Download our full report to learn more about our real estate market predictions for 2020.
CRE forges ahead as a preferred asset class
Since the global financial crisis, commercial real estate has been a preferred asset class, offering investors solid risk-adjusted returns. CRE is a tangible asset, offering relative safety during a downturn in the form of income returns, as well as higher yields compared to bonds. As we continue into the long expansion cycle, we expect that uncertainty will continue to play a primary role in investment decisions. Investors are likely to keep a risk-off approach, backing away from high-risk assets such as stocks to retreat to safe-harbor investments.
The relative performance of CRE compared to benchmark low-risk investments will drive investment activity moving forward. With 10-year Treasury yields falling quarter-on-quarter (QoQ) and cap and discount rates flat, spreads widened in Q3 2019, according to analysis from Real Estate Research Corporation (RERC), as they have for three consecutive quarters, to reach the largest in three years.
This means that CRE investors are getting a higher risk premium despite no perceived risk increases in CRE. Cap rate spreads over the 10-year Treasury are now above the three-year, five-year, and 10-year averages. Moody’s BAA and AAA yield rates also declined QOQ in 3Q 2019, pushing cap rate spreads higher. Cap rate spreads over both Moody’s BAA and AAA have increased for three consecutive quarters and are at the widest in almost seven years. Cap rate spreads over both these bond rates exceed the three-year, five-year, and 10-year averages.

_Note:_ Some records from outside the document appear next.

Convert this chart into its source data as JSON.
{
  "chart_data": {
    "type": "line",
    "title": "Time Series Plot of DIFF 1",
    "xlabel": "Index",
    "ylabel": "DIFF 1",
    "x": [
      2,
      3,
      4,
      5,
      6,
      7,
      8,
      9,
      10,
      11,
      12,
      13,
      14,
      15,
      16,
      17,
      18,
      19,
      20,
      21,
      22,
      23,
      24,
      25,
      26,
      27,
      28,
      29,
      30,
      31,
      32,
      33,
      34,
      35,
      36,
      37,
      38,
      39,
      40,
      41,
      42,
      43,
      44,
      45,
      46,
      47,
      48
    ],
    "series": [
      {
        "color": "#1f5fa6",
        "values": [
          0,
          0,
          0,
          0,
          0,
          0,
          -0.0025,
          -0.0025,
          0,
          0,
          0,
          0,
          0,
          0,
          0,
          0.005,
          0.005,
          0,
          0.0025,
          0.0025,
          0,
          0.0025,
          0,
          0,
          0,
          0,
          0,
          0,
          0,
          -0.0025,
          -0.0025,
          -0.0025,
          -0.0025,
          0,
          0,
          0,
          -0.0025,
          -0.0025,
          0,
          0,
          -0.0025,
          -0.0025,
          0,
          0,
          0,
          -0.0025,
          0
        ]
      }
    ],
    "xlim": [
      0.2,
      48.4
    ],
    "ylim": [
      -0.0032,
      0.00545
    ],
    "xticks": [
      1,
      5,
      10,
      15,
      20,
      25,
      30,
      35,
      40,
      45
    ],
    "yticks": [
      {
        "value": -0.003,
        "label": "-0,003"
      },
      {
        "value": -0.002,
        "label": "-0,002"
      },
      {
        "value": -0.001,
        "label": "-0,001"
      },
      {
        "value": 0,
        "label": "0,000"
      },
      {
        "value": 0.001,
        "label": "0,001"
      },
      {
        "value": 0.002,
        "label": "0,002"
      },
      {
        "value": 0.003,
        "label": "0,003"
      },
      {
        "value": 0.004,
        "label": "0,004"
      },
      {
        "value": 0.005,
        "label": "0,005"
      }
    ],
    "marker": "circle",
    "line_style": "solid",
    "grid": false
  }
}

The interest rate environment
The US economy has appeared to reach the “Goldilocks” zone, where the economy has been growing and the unemployment rate dropping without kindling any appreciable increase in the inflation rate. In July 2019, the Federal Open Market Committee (FOMC) decreased the target rate range for the first time since 2008 in an attempt to keep the economy humming and followed up with identical quarter-point cuts in September and October. The rate cuts undoubtedly helped the overall economy, while the inflation rate remained in the 2.0 percent range for the year. An accommodative FOMC will likely continue to keep short-term interest rates low in 2020 in hopes of staving off a recession.
The 10-year Treasury rate was volatile in 2019. After sharply declining through August 2019, the 10-year yield reversed course and increased 45 basis points (bps) by the end of the year. This followed advancements in trade negotiations and solid economic data, which pushed investors into riskier positions. Despite the upward trend in yield late in the year, the 10-year Treasury rate had declined 79 bps between December 31, 2018, and December 31, 2019.
The impact of interest rates on CRE depends on economic growth and spreads between cap and discount rates and interest rates. RERC data shows that cap rate compression has stalled over the past couple of years but remains at historically low levels, despite market participants’ concerns about a long-in-the-tooth expansion. Assuming economic fundamentals remain positive over the year, the low interest rates could kick-start cap rate compression again.
As capital flows continue to intensify due to declining interest rates, CRE pricing will likely increase; this makes rational underwriting standards even more important. Remember that a 50 bps decline in the cap rate translates to a 10 percent increase in price. Historically low short- and long-term interest rates have driven a substantial across-the-board increase in property prices in nominal and real (inflation-adjusted) terms.
But as long as fundamentals are strong, underlying values will support high prices. However, we are seeing an increasing bid-ask gap at such high prices. Sellers are often taking deals off the market and instead refinancing at ultra-low rates. This has left buyers with few high-quality options.